Sonoma County band Velvet Teen coming home to finish national tour

The experimental rock band from Sonoma County is concluding its nationwide tour this weekend at the Phoenix Theater.|

The musicians in the experimental rock band The Velvet Teen aren’t just local boys who made good and moved on. They’re still local, and they haven’t forgotten their Sonoma County roots.

Currently on a nationwide performance tour following the June release of “All Is Illusory,” the group’s first full album in nine years, the band will end its trek with a concert Saturday at the Phoenix Theater in Petaluma.

“It’s where we started,” said Josh Staples, the group’s longtime bassist and vocalist, speaking by phone from a recent tour stop in Philadelphia. “Of all the venues we played in the beginning, we played the most shows there at the Phoenix.”

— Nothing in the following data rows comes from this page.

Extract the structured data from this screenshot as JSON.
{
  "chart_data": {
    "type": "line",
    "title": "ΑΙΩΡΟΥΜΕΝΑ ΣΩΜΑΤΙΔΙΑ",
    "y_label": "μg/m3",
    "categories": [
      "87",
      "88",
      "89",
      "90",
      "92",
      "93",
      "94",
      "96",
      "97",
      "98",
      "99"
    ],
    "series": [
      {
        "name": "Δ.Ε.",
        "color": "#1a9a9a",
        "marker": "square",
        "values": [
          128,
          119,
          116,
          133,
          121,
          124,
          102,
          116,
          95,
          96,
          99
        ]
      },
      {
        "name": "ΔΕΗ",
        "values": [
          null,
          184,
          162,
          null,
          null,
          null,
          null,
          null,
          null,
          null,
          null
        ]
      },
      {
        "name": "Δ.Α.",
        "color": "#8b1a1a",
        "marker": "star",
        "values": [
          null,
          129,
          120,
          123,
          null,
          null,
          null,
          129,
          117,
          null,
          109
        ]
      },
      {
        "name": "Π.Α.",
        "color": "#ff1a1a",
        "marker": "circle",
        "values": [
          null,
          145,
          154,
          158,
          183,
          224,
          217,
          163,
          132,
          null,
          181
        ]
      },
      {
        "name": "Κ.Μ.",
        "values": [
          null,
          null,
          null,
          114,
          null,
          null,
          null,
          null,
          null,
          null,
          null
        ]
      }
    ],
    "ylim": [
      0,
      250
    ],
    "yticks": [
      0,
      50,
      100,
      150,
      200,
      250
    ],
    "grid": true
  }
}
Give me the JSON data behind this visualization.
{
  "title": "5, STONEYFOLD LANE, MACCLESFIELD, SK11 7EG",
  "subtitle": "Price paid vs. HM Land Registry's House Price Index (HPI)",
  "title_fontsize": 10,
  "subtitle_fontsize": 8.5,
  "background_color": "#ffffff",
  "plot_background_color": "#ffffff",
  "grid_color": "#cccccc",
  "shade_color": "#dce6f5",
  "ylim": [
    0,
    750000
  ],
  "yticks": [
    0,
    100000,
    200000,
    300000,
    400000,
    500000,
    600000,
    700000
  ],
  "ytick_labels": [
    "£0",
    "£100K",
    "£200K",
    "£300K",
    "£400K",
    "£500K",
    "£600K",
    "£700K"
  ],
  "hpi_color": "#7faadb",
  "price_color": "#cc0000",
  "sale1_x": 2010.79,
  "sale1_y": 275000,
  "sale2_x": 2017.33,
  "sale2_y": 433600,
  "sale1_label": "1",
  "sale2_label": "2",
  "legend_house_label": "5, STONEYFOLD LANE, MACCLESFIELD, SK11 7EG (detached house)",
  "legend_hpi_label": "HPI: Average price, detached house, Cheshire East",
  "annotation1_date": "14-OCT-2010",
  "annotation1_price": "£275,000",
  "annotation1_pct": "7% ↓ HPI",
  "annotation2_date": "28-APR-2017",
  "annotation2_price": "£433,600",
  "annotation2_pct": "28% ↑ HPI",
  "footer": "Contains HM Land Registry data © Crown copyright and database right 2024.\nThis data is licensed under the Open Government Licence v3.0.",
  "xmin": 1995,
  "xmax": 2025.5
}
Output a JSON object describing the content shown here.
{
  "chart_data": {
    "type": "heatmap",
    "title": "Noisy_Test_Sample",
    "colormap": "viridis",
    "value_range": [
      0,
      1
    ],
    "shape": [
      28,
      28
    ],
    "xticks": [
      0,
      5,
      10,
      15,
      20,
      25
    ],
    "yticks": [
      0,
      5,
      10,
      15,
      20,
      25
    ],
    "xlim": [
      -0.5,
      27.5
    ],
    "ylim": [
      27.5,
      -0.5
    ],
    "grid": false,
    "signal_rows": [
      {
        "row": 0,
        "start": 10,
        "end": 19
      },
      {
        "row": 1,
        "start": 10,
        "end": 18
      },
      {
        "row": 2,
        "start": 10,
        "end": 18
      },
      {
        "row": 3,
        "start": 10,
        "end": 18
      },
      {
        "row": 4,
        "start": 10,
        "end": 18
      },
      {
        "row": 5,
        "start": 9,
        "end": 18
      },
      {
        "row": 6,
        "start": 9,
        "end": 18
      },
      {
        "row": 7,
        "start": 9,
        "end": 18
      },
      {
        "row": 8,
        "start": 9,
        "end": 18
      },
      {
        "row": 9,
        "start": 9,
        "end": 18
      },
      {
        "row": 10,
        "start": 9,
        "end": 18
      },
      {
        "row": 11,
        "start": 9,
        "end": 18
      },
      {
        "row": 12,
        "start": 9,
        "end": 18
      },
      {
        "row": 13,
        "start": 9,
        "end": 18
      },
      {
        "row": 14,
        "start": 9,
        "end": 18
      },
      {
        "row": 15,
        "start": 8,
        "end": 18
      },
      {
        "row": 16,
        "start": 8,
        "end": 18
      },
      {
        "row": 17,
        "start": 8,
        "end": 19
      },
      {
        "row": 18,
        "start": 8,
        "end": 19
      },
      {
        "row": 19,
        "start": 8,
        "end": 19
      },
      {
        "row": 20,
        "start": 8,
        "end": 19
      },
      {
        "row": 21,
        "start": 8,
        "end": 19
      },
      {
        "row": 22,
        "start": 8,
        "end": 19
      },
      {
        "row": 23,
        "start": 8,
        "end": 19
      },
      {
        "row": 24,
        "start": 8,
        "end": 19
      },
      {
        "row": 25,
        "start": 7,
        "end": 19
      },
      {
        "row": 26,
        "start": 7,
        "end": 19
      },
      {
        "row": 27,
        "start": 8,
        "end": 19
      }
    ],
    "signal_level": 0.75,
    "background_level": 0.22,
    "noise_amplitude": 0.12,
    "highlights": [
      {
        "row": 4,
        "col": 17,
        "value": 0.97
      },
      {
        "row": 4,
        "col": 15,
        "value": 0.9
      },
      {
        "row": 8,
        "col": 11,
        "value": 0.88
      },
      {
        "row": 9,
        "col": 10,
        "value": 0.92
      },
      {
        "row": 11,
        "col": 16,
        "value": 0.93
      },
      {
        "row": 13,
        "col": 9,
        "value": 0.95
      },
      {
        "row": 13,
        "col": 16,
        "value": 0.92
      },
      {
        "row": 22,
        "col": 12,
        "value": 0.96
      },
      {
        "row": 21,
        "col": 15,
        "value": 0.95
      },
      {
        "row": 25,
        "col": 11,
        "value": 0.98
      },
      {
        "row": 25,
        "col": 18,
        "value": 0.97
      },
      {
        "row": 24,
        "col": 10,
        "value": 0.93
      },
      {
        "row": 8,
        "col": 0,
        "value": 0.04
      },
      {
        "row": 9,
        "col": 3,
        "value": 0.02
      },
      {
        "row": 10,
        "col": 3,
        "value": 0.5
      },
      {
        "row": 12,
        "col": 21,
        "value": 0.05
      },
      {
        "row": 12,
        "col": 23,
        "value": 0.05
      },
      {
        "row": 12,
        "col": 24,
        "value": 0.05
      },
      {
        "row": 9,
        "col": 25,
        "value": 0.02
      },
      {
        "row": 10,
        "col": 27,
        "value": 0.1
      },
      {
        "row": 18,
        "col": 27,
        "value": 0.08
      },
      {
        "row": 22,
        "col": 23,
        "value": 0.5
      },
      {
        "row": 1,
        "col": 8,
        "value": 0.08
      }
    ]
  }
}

Staples, 42, grew up in Petaluma and now lives in Santa Rosa. The band’s lead singer and songwriter, Judah Nagler, 35, grew up in Santa Rosa and now lives in Petaluma.

“We sort of switched places,” Staples joked.

It was important to the band to wrap up the tour at the Phoenix, and it took a little extra effort to fit in in, Staples said.

“We actually did rearrange the schedule to add this show on, because our booking agent lives in Chicago, so when he’s thinking of the big picture, he’s thinking San Francisco,” Staples said. “And so do we. We’ve played a lot of shows there as well, but we definitely wanted the Phoenix to be the end show of our tour. It’ll be a homecoming show. We’ve haven’t played the Phoenix since 2011.”

The Velvet Teen was formed in 2000 by Nagler and drummer Logan Whitehurst, both alumni of the popular Northern California rock band Little Tin Frog, and grew out of Nagler’s solo electronic music project. Staples joined the following year.

In its early recordings, the band built on an instrumental core of drums, bass and piano, augmented by strings, horns and electronic effects. One album featured no guitar at all, and another recording featured guitars “dueling” against each other. Gradually, the band grew into a louder, faster brand of rock, but continued to experiment with long, lyrical pieces as well. The Velvet Teen continues to combine all of those elements, Staples said.

The band has been through some lineup changes during its decade and a half of making music. Staples left the band in 2006 and returned in 2009, and Whitehurst died of cancer at age 29 in late 2006. Casey Deitz, 31, of Chico, became the group’s drummer in 2007.

“The core members have been the three of us, but right now we’re a quintet,” Staples said. “We added Judah’s brother Ephriam, who used to do sound for us, as keyboardist. And we added our good friend J. C. McIntosh on baritone guitar. They both live in Portland.”

During its 15-year career, the band has released three previous full-length albums, including “Cum Laude,” which came out in 2006.

The band also put out half a dozen shorter collections of three or four songs each, with the most recent featuring work by a former Velvet Teen member and veteran of the bands Polar Bears and The New Trust, guitarist Matthew Izen, also of Santa Rosa.

The newest full-length album, “All Is Illusory,” recorded over the past three years, is the group’s first on the trendsetting Topshelf label.

“It is stylistically a culmination of everything we’ve done. It is, naturally, all of the songs we had that we’d been working on for years, but stylistically, we draw from all of our other records, I think, including the dueling guitars on ‘No Star’ (a 2010 single),” Staples said of the new album.

“We also have some long, trio-sounding stuff,” he added. “It’s all over the map, but nothing that doesn’t sound like us, I hope.”